Dopo l’annuncio del primo cittadino di voler costruire una moschea a Napoli, da più parti si sono levate proteste d’ogni tipo. “La facciano a Posillipo o al Vomero, non in periferia”, oppure “Le scuole cadono a pezzi e invece di rimediare si pensa a costruire una moschea per gli stranieri”: questi sono solo alcuni dei numerosi commenti lasciati da chi, apprendendo la notizia dai giornali, non ha resistito a rivelare la propria impronta di pensiero.
Andando molto più per il sottile, si potrebbe dire che proprio questi commenti sono un po’ il frutto dello xenofobismo dilagante negli ultimi anni, soprattutto a partire dalla data fatidica dell’11 settembre 2001, che ha sancito inevitabilmente e quasi in maniera imprescindibile il binomio musulmano = terrorista. Naturalmente una reazione dettata dalla ‘paura del diverso’ è il mezzo ideale per rompere ogni tipo di armonia gestibile fra due culture profondamente diverse ma che, fondamentalmente, ci rende uomini allo stesso identico modo.
La preoccupazione maggiore, almeno per chi muove i fili della comunità, dovrebbe essere non tanto quella di costruire luoghi di culto, quando di raccordare situazioni già pericolanti e che, nel tempo, potrebbero condurre, ancora una volta, a niente di buono. E’ il caso delle fratture esistenti fra le tre diverse comunità islamiche presenti in città: Zayd Idu Thabit, Ucoii – Unione delle Comunità e Organizzazioni Islamiche in Italia ed una terza associazione, costituita prettamente da Pakistani e Bengalesi. Tutte e tre lottano ogni giorno per la propria supremazia sul territorio e gli scontri, si sa, spesso sono inevitabili.
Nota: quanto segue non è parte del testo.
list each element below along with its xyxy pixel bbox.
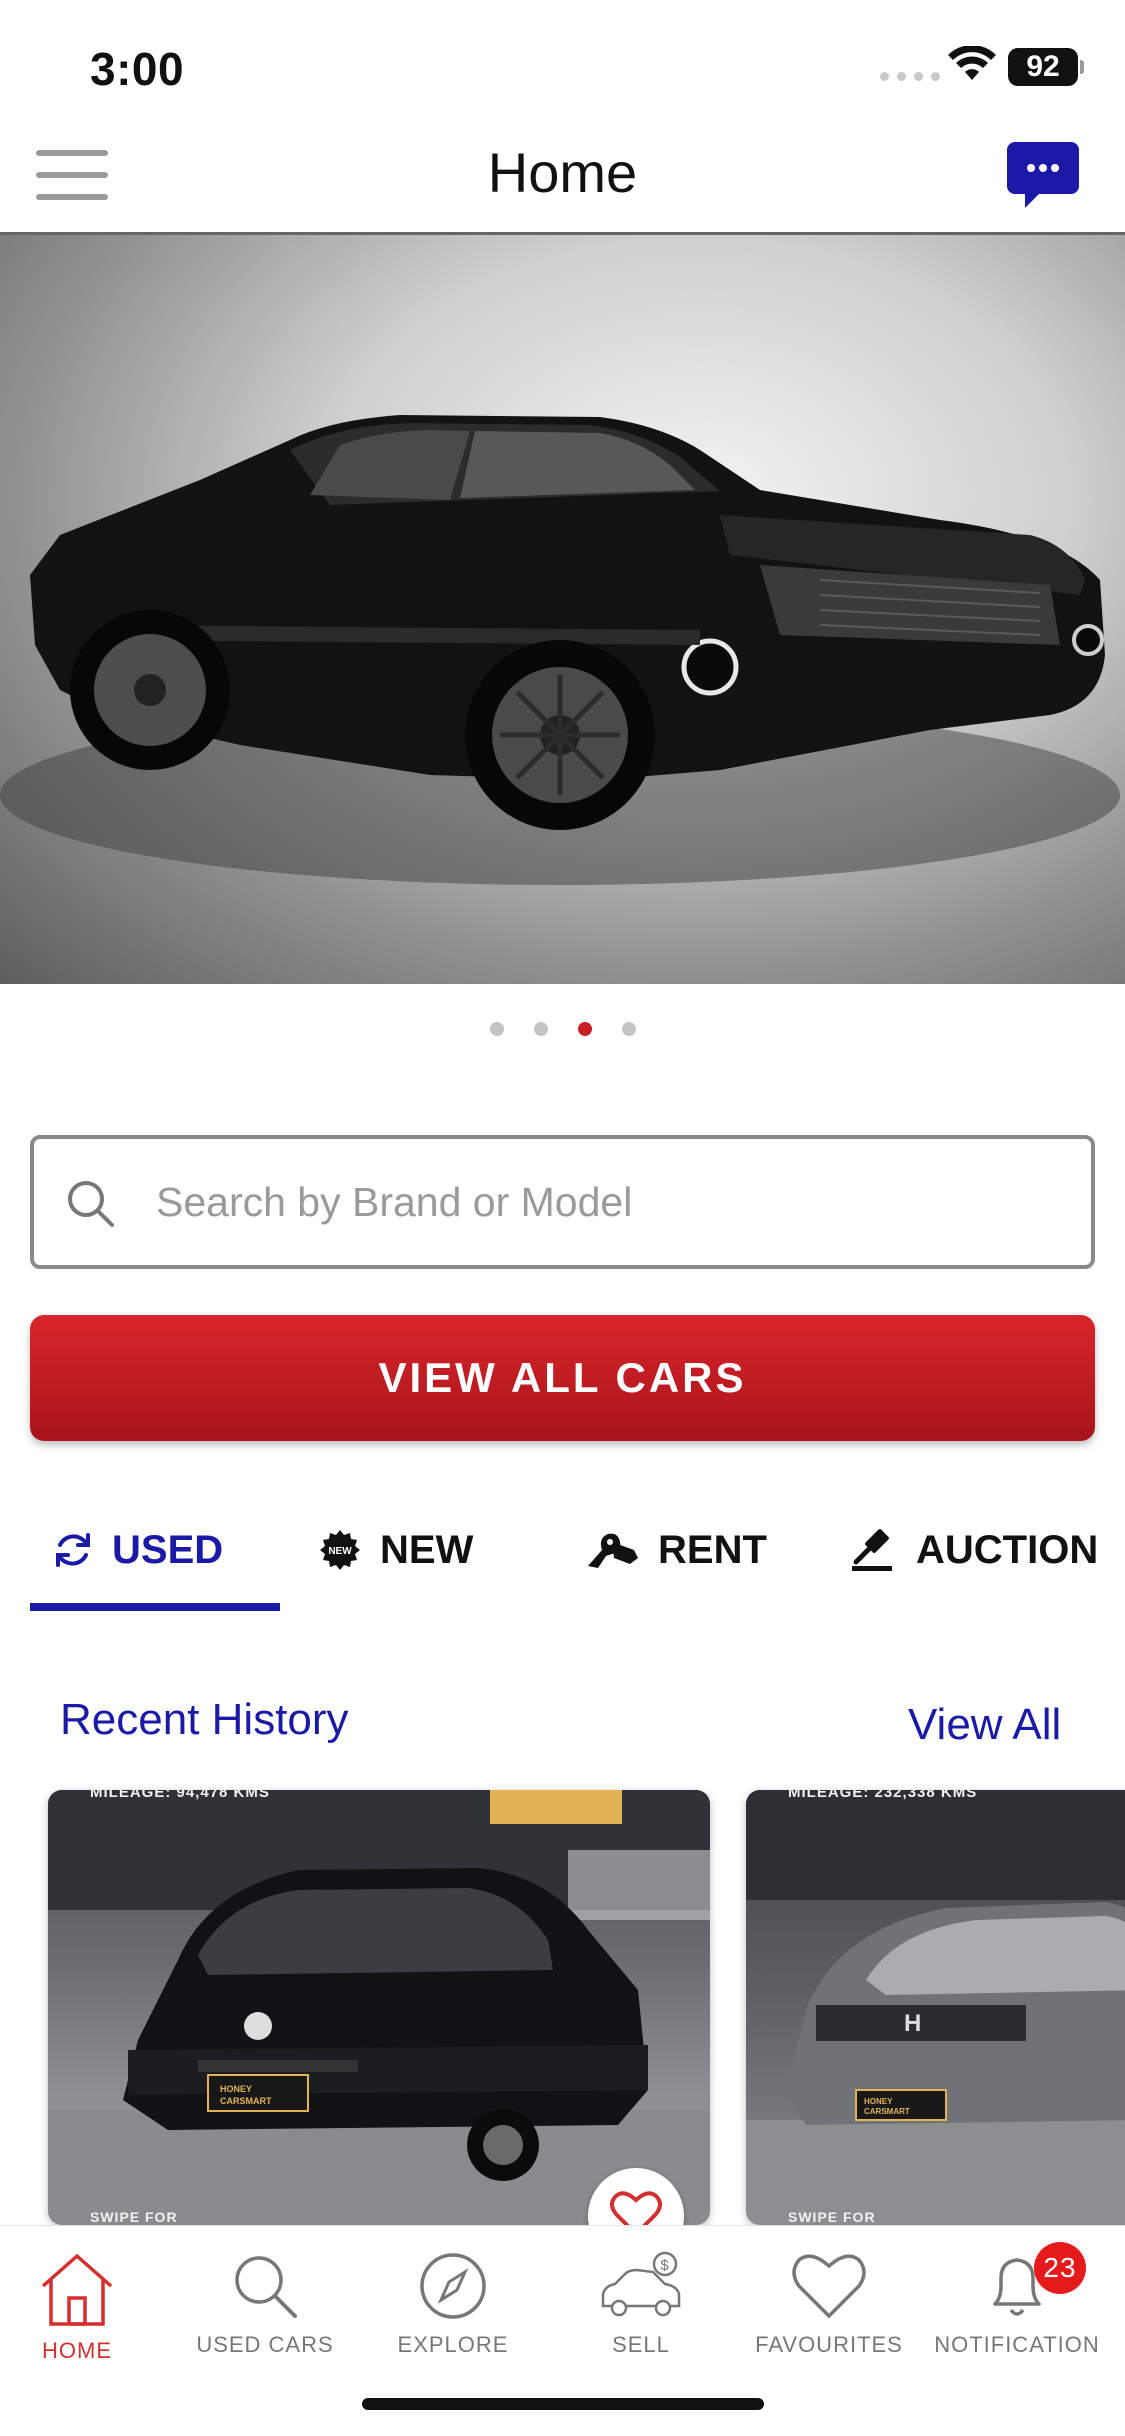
- tab-auction-label: AUCTION: [916, 1527, 1099, 1572]
- tab-auction[interactable]: AUCTION: [850, 1495, 1098, 1605]
- mileage-label: MILEAGE: 232,338 KMS: [788, 1790, 978, 1801]
- tab-rent-label: RENT: [658, 1527, 767, 1572]
- nav-sell[interactable]: $ SELL: [548, 2250, 734, 2358]
- battery-indicator: 92: [1008, 48, 1078, 86]
- cellular-signal-icon: [880, 72, 940, 81]
- hero-car-image: [0, 415, 1120, 885]
- featured-ribbon: [490, 1790, 622, 1824]
- carousel-dot[interactable]: [533, 1022, 548, 1036]
- heart-icon: [792, 2254, 866, 2319]
- nav-favourites[interactable]: FAVOURITES: [736, 2250, 922, 2358]
- svg-text:CARSMART: CARSMART: [220, 2096, 272, 2106]
- carousel-indicator[interactable]: [0, 1022, 1125, 1036]
- home-icon: [41, 2254, 113, 2326]
- page-title: Home: [487, 141, 638, 204]
- tab-rent[interactable]: RENT: [584, 1495, 767, 1605]
- nav-home-label: HOME: [42, 2338, 112, 2363]
- recent-car-card[interactable]: H HONEY CARSMART MILEAGE: 232,338 KMS SW…: [746, 1790, 1125, 2225]
- nav-used-cars-label: USED CARS: [196, 2332, 334, 2357]
- carousel-dot-active[interactable]: [577, 1022, 592, 1036]
- nav-home[interactable]: HOME: [0, 2250, 170, 2364]
- svg-text:$: $: [660, 2257, 669, 2274]
- active-tab-indicator: [30, 1603, 280, 1611]
- category-tabs: USED NEW NEW RENT AUCTION: [0, 1495, 1125, 1615]
- svg-text:CARSMART: CARSMART: [864, 2107, 910, 2116]
- car-key-icon: [588, 1533, 638, 1568]
- svg-text:NEW: NEW: [328, 1546, 352, 1557]
- search-box[interactable]: [30, 1135, 1095, 1269]
- compass-icon: [420, 2253, 486, 2319]
- view-all-link[interactable]: View All: [908, 1700, 1061, 1750]
- car-photo: HONEY CARSMART: [48, 1790, 710, 2225]
- wifi-icon: [948, 46, 996, 80]
- heart-icon: [610, 2191, 662, 2225]
- chat-icon[interactable]: [1005, 138, 1081, 214]
- carousel-dot[interactable]: [621, 1022, 636, 1036]
- status-time: 3:00: [90, 43, 185, 95]
- swipe-label: SWIPE FOR: [788, 2209, 876, 2225]
- gavel-icon: [852, 1529, 892, 1571]
- status-bar: 3:00 92: [0, 0, 1125, 132]
- tab-used-label: USED: [112, 1527, 224, 1572]
- notification-count-badge: 23: [1034, 2242, 1086, 2294]
- nav-explore[interactable]: EXPLORE: [360, 2250, 546, 2358]
- nav-explore-label: EXPLORE: [397, 2332, 509, 2357]
- hero-carousel[interactable]: [0, 232, 1125, 984]
- svg-text:HONEY: HONEY: [864, 2097, 893, 2106]
- svg-text:H: H: [904, 2010, 921, 2037]
- recent-history-title: Recent History: [60, 1695, 349, 1744]
- tab-used[interactable]: USED: [52, 1495, 223, 1605]
- nav-used-cars[interactable]: USED CARS: [172, 2250, 358, 2358]
- nav-notification-label: NOTIFICATION: [934, 2332, 1100, 2357]
- sell-car-icon: $: [601, 2251, 681, 2317]
- search-icon: [235, 2256, 297, 2318]
- battery-tip: [1080, 60, 1084, 74]
- swipe-label: SWIPE FOR: [90, 2209, 178, 2225]
- refresh-icon: [56, 1533, 90, 1567]
- tab-new[interactable]: NEW NEW: [318, 1495, 473, 1605]
- nav-sell-label: SELL: [612, 2332, 670, 2357]
- new-badge-icon: NEW: [320, 1530, 360, 1570]
- tab-new-label: NEW: [380, 1527, 474, 1572]
- search-input[interactable]: [156, 1169, 1056, 1235]
- app-header: Home: [0, 132, 1125, 232]
- carousel-dot[interactable]: [489, 1022, 504, 1036]
- mileage-label: MILEAGE: 94,478 KMS: [90, 1790, 270, 1801]
- view-all-cars-button[interactable]: VIEW ALL CARS: [30, 1315, 1095, 1441]
- nav-favourites-label: FAVOURITES: [755, 2332, 903, 2357]
- recent-car-card[interactable]: HONEY CARSMART MILEAGE: 94,478 KMS SWIPE…: [48, 1790, 710, 2225]
- home-indicator: [362, 2398, 764, 2410]
- search-icon: [68, 1181, 114, 1227]
- nav-notification[interactable]: 23 NOTIFICATION: [924, 2242, 1110, 2358]
- svg-text:HONEY: HONEY: [220, 2084, 252, 2094]
- car-photo: H HONEY CARSMART: [746, 1790, 1125, 2225]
Altro problema importante è quello della presenza di una rete salafita, che opera sia in città che nei comuni vesuviani e che ha collegamenti tentacolari anche con il resto dell’Italia nonché a livello internazionale. In questa situazione, quindi, non è impensabile che si creino situazioni non propriamente legali, come quando nel 2008 l’operazione Full Moon, realizzata dai Carabinieri del Ros, terminò con l’arresto di tre algerini condannati dalla Corte d’Appello per reato di associazione a delinquere con finalità di terrorismo, scoperti grazie ad un giro di documenti falsi utili agli stranieri per circolare liberamente in Europa. Oppure come nel caso del novembre scorso quando vennero arrestate 11 persone, fra i quali due napoletani, con l’accusa di essere legati ad ambienti vicini ad Al Qaeda.